Coordinates: 70°40′15″N 70°08′12″E / 70.67088°N 70.13672°E
The Yamal Peninsula (Russian: полуо́стров Яма́л) is located in the Yamal-Nenets autonomous district of northwest Siberia, Russia. It extends roughly 700 km (435 mi) and is bordered principally by the Kara Sea, Baydaratskaya Bay on the west, and by the Gulf of Ob on the east.

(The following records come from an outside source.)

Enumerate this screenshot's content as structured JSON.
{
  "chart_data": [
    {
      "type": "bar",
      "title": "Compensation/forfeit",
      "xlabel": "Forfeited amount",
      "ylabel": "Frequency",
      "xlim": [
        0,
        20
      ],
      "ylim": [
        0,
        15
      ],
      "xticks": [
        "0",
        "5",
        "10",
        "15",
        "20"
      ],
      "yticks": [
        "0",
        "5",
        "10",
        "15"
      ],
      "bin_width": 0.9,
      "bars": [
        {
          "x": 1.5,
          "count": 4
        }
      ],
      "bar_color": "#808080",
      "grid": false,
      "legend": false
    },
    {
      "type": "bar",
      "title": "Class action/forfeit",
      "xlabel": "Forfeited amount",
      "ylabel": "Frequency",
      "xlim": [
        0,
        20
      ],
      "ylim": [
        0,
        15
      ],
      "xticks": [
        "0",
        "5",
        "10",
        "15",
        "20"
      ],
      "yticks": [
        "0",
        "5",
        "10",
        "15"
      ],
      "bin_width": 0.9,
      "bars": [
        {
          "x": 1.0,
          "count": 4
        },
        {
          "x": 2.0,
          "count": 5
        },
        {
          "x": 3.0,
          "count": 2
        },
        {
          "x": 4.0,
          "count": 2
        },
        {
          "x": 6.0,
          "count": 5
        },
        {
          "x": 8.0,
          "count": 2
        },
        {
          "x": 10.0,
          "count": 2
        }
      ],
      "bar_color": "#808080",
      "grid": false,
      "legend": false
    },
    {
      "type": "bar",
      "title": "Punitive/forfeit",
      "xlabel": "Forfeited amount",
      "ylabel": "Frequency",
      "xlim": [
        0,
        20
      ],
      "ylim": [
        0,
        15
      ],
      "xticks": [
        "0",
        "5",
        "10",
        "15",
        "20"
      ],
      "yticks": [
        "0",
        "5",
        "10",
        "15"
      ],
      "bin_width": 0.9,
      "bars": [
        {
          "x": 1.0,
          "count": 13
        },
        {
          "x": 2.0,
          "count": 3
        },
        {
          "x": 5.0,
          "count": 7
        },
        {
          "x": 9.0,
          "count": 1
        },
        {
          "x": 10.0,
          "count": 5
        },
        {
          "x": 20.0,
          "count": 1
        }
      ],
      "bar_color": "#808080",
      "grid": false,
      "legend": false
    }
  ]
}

In the language of its indigenous inhabitants, the Nenets, "Yamal" means "End of the Land".
The peninsula consists mostly of permafrost ground and is geologically a very young place —some areas are less than ten thousand years old.
Yamal is inhabited by a multitude of migratory bird species.
The well-preserved remains of Lyuba, a 37,000-year-old mammoth calf, were found by a reindeer herder on the peninsula in the summer of 2007. The animal was female and was determined to be one month old at the time of death.
In 2016 a Russian Mi-8 helicopter carrying oil and gas workers crashed here, killing at least 19 of the 22 people on board.
According to Sven Haakanson, within the Russian Federation, the Yamal peninsula is the place where traditional large-scale nomadic reindeer husbandry is best preserved.Nenets and Khanty reindeer herders hold about half a million domestic reindeer.